The fact that the ECB is drawing attention precisely to this aspect of the interview, rather than some more hawkish aspect, could be telling in itself, though we are hesitant to assume that strategic thinking dictates such minutiae.

 

One might object that Schnabel is only repeating the projections. To that we would respond that she could have declined to do so, or even cast doubt on their validity.

 

So it is that we come back to de Guindos, for whom the ‘key question’ in the interview with Europa Press was whether the ECB would have ‘more confidence that at the end of 2025 inflation will be at our definition of price stability, which is an inflation rate of 2% over the medium term’.

 

Schnabel, who in her interview stressed that ‘we do not make our decisions dependent on a single data point’, would probably not endorse the highlighting of one particular data point as the ‘key question’ for the September decision.

 

Nonetheless, by de Guindos’ standard, which we found refreshingly straightforward, her main message would appear to support the idea of a rate cut at the Governing Council’s next monetary policy meeting.

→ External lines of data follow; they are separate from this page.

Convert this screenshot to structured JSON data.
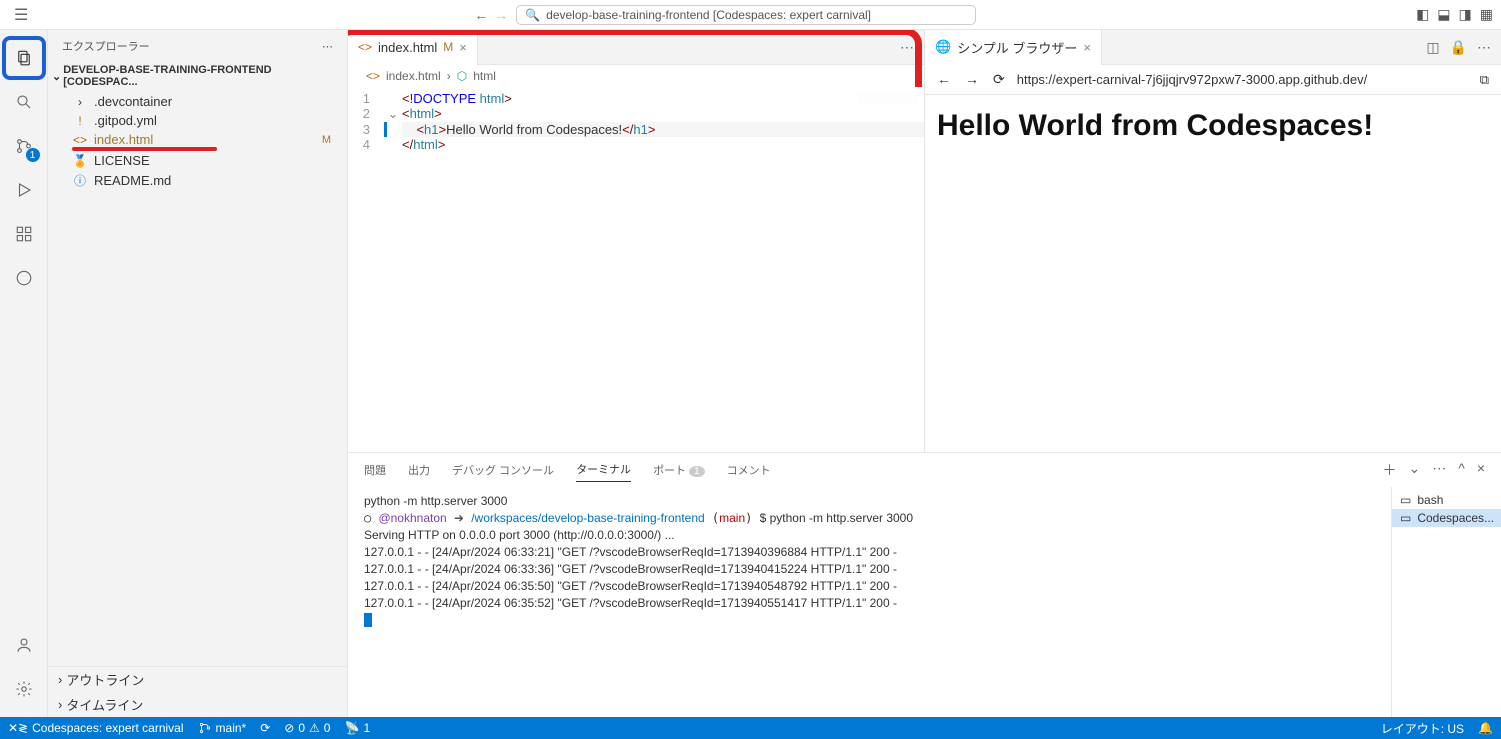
{
  "title_bar": {
    "search_text": "develop-base-training-frontend [Codespaces: expert carnival]"
  },
  "sidebar": {
    "header": "エクスプローラー",
    "project": "DEVELOP-BASE-TRAINING-FRONTEND [CODESPAC...",
    "files": [
      {
        "name": ".devcontainer",
        "icon": "›",
        "modified": false
      },
      {
        "name": ".gitpod.yml",
        "icon": "!",
        "modified": false
      },
      {
        "name": "index.html",
        "icon": "<>",
        "modified": true,
        "status": "M"
      },
      {
        "name": "LICENSE",
        "icon": "🏅",
        "modified": false
      },
      {
        "name": "README.md",
        "icon": "ⓘ",
        "modified": false
      }
    ],
    "outline": "アウトライン",
    "timeline": "タイムライン"
  },
  "editor": {
    "tab_label": "index.html",
    "tab_mod": "M",
    "breadcrumb_1": "index.html",
    "breadcrumb_2": "html",
    "code": {
      "l1": {
        "n": "1",
        "doctype_open": "<!",
        "doctype_kw": "DOCTYPE",
        "doctype_rest": " html",
        "close": ">"
      },
      "l2": {
        "n": "2",
        "open": "<",
        "tag": "html",
        "close": ">"
      },
      "l3": {
        "n": "3",
        "indent": "    ",
        "open": "<",
        "tag": "h1",
        "close": ">",
        "text": "Hello World from Codespaces!",
        "open2": "</",
        "tag2": "h1",
        "close2": ">"
      },
      "l4": {
        "n": "4",
        "open": "</",
        "tag": "html",
        "close": ">"
      }
    }
  },
  "browser": {
    "tab_label": "シンプル ブラウザー",
    "url": "https://expert-carnival-7j6jjqjrv972pxw7-3000.app.github.dev/",
    "heading": "Hello World from Codespaces!"
  },
  "panel": {
    "tabs": {
      "problems": "問題",
      "output": "出力",
      "debug": "デバッグ コンソール",
      "terminal": "ターミナル",
      "ports": "ポート",
      "ports_count": "1",
      "comments": "コメント"
    },
    "terminals": {
      "bash": "bash",
      "codespaces": "Codespaces..."
    },
    "line_pre": "python -m http.server 3000",
    "prompt_user": "@nokhnaton",
    "prompt_arrow": "➜",
    "prompt_path": "/workspaces/develop-base-training-frontend",
    "prompt_branch": "main",
    "prompt_cmd": "$ python -m http.server 3000",
    "line2": "Serving HTTP on 0.0.0.0 port 3000 (http://0.0.0.0:3000/) ...",
    "line3": "127.0.0.1 - - [24/Apr/2024 06:33:21] \"GET /?vscodeBrowserReqId=1713940396884 HTTP/1.1\" 200 -",
    "line4": "127.0.0.1 - - [24/Apr/2024 06:33:36] \"GET /?vscodeBrowserReqId=1713940415224 HTTP/1.1\" 200 -",
    "line5": "127.0.0.1 - - [24/Apr/2024 06:35:50] \"GET /?vscodeBrowserReqId=1713940548792 HTTP/1.1\" 200 -",
    "line6": "127.0.0.1 - - [24/Apr/2024 06:35:52] \"GET /?vscodeBrowserReqId=1713940551417 HTTP/1.1\" 200 -"
  },
  "status": {
    "codespaces": "Codespaces: expert carnival",
    "branch": "main*",
    "sync": "⟳",
    "errors": "0",
    "warnings": "0",
    "ports": "1",
    "layout": "レイアウト: US"
  }
}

As such, the totality of the interview strikes us as a balancing act meant to highlight the risks while confirming the course.

 

In any event, Schnabel clearly expects further easing at some point: ‘Once we get closer to the “neutral rate of interest”, where monetary policy is neither expansionary nor restrictive, we need to be more cautious and assess, on the basis of the data, how restrictive monetary policy is’, she said.

 

Does being ‘more cautious’ later in the process imply being less so at this early stage? In general, why focus on a still-distant phase of easing now, if the timing of the very next step is in doubt?

 

We are sticking to our view that the ECB is likely to cut rates in September as long as prospects for getting back to 2% inflation do not materially deteriorate compared to June.

 

There is some risk, limited but non-negligible, that even with this condition met, the ECB will defer its next move out of an abundance of caution. And there is some risk that the condition will not be met and 2% will recede further into the future. Schnabel's latest intervention reminds us of these risks without upsetting our assessment.